The manufacturing method of cristobalite crucible material is based on the scientific manufacturing method considering the thermal equilibrium state of quartz. That is, high-purity quartz is once melted at 1750 ° C. under an inert gas, and cristobalite is precipitated in the temperature lowering process. Therefore, the raw material used at this time is glassy or crystalline (tridymite, cristobalite) or a mixture,
Either is fine.

[0009]

【Example】

(Example 1) 99.999% artificial quartz was put into an alumina crucible, sufficiently melted at 1750 ° C in an argon atmosphere, and slowly cooled to obtain a lump made of crystals. As a result of X-ray diffraction analysis, this lump was found to be cristobalite. This lump is cut into 30 × 30 × 5 mm, and fused into an artificial quartz glass crucible for pulling a silicon single crystal, about 15
The silicon single crystal was pulled up at 00 ° C. After about 72 hours, when observing the inner surface of the crucible, a small amount of fine cristobalite and a brown ring were formed in the surrounding artificial quartz glass part, but no brown ring was generated in that part, and dissolution etc. No signs of corrosion were observed.

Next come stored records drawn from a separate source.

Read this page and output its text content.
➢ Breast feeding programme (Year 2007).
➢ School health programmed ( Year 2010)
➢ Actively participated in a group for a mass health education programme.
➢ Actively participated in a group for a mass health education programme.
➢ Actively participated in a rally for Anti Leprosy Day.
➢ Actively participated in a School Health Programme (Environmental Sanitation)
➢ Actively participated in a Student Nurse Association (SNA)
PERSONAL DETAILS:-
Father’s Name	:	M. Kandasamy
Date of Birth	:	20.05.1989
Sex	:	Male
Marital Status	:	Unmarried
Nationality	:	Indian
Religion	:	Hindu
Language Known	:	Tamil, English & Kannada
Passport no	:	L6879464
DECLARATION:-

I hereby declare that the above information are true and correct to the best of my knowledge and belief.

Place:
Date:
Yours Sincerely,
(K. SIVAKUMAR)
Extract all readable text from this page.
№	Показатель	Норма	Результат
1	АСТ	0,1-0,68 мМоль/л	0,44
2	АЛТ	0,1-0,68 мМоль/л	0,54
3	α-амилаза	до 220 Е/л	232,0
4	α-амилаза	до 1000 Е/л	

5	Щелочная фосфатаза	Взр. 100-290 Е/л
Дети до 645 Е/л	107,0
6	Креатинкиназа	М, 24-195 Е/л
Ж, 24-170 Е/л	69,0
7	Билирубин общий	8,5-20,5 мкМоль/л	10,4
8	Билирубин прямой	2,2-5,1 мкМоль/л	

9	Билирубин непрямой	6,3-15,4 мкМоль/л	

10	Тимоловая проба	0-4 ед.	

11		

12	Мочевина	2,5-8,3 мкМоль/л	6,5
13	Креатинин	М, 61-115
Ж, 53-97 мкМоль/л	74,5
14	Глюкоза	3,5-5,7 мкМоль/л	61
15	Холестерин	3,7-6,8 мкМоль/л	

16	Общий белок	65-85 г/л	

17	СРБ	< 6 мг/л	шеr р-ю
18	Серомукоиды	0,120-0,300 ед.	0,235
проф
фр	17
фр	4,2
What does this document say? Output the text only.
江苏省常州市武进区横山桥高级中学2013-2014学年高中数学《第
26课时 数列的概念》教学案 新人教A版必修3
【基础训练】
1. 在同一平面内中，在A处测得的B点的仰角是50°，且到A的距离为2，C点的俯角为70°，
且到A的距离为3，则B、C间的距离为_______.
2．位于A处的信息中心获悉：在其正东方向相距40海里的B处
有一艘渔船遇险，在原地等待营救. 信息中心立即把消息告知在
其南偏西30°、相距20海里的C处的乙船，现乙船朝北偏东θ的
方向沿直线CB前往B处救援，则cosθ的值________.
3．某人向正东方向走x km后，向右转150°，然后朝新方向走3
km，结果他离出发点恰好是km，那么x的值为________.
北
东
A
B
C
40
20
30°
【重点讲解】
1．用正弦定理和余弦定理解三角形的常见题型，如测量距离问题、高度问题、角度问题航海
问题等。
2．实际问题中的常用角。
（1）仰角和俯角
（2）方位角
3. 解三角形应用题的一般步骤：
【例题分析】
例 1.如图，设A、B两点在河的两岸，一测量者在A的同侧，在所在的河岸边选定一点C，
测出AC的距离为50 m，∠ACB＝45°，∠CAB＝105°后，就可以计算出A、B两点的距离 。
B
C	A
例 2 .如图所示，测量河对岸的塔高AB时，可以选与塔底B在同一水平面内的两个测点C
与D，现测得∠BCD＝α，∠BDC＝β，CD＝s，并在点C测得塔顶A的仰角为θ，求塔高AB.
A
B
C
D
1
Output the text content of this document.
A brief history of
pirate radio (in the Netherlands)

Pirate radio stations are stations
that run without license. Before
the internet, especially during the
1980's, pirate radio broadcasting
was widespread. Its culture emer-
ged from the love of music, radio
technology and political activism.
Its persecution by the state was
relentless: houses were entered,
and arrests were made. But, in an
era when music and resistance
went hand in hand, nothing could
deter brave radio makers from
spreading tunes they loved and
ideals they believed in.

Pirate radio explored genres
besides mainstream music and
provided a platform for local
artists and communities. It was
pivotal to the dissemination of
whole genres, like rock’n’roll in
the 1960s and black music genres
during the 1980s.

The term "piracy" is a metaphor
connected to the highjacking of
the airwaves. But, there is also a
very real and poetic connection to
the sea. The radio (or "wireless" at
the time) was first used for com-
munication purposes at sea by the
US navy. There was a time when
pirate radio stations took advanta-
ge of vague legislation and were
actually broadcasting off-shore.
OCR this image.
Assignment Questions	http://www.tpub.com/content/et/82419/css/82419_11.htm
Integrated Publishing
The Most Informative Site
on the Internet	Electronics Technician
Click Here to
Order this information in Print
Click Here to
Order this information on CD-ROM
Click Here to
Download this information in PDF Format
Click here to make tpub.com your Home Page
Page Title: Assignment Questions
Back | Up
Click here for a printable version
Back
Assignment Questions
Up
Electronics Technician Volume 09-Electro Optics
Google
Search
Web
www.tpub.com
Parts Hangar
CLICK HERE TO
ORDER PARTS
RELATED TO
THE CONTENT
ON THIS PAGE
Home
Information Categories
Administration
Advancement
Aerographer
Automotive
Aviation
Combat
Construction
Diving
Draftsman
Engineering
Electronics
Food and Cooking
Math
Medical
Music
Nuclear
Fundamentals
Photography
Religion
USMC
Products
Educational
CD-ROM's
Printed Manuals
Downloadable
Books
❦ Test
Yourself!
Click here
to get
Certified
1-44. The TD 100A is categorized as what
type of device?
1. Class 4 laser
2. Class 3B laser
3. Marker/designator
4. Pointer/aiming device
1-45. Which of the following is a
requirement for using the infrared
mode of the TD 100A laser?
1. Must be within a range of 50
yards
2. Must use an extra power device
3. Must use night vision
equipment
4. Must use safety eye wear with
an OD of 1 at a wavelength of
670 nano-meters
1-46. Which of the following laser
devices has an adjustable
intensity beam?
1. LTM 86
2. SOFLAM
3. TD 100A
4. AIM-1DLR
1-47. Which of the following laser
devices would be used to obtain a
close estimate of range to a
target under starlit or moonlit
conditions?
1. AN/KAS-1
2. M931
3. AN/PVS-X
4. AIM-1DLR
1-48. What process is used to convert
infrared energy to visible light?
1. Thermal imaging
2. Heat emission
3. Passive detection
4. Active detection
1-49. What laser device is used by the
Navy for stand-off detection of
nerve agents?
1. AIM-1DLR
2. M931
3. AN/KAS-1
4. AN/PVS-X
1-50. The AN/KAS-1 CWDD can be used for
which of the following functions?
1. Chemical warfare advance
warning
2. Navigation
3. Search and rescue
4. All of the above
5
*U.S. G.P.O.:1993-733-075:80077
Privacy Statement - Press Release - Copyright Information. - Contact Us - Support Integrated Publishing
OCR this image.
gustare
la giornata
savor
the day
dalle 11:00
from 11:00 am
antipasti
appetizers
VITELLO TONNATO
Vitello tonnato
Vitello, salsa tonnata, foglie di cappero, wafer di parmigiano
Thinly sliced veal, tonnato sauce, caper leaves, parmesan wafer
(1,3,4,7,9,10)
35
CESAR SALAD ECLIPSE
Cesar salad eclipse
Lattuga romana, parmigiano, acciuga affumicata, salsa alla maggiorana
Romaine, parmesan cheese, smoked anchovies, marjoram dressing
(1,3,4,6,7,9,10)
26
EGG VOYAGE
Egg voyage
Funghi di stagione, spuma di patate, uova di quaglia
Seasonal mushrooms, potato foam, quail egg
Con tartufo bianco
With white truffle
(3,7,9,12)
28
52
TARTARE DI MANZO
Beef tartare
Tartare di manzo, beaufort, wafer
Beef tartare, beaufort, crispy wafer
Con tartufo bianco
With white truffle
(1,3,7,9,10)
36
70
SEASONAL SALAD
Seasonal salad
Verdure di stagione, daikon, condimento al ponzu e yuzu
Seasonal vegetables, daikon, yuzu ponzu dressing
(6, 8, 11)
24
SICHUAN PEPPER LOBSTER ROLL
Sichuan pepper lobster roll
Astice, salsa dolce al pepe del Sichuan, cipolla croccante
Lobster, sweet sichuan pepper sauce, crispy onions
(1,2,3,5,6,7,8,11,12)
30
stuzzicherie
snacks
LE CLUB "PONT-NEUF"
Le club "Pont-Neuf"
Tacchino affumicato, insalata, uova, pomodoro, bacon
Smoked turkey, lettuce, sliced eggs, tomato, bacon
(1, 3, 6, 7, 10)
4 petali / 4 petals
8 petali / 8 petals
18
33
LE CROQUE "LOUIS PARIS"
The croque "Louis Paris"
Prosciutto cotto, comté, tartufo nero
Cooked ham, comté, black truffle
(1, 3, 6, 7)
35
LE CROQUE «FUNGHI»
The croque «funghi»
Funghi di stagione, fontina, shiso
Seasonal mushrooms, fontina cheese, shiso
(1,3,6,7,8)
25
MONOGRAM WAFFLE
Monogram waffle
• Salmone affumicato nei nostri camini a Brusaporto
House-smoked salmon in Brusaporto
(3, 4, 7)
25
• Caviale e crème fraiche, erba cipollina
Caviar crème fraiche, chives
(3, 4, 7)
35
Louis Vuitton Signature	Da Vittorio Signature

Comparative Example 1 Using the same natural quartz glass test piece as in Example 1, a pulling test of a silicon single crystal was conducted under the same conditions. As a result, the surface of the natural quartz glass part was found to have many fine cristobalite formations and brown rings as compared with the surrounding artificial quartz glass part, and the dissolution corrosion phenomenon was confirmed.

Comparative Example 2 Using the same artificial quartz glass test piece as in Example 1, a silicon single crystal pulling test was conducted under the same conditions. As a result, a small amount of fine cristobalite was formed and a brown ring was generated on the surface of the test piece as in the peripheral portion, and the dissolution corrosion phenomenon was confirmed.

(Comparative Example 3) 50% crystalline and 50 glassy
% 99.999% artificial quartz was mixed well, put in an alumina crucible, melted at 1400 ° C. in an argon atmosphere, and slowly cooled to obtain a lump. As a result of analysis by X-ray diffraction, this lump was a coexisting substance of cristobalite and glass although the amount of cristobalite was larger than that of the raw material mixture. This was used as a test piece similar to that of Example 1, and a silicon single crystal pulling test was conducted under the same conditions. As a result, a large brownish brown ring was generated around the cristobalite on the surface of the test piece, fine cristobalite was formed similarly to the peripheral portion, and a brownish brown ring was generated, and a partial dissolution corrosion phenomenon was confirmed.

[0013]

Industrial Applicability As described above, the present invention can be said to be an industrially very advantageous technique as a crucible for pulling a silicon single crystal with almost no corrosion and no impurities or infusible substances are mixed.

Claims (1)

[Claims] 1. A crucible for pulling a silicon single crystal, which is made of a 100% cristobalite-made quartz material obtained by melting and solidifying high-purity quartz at a temperature of 1750 ° C. or higher.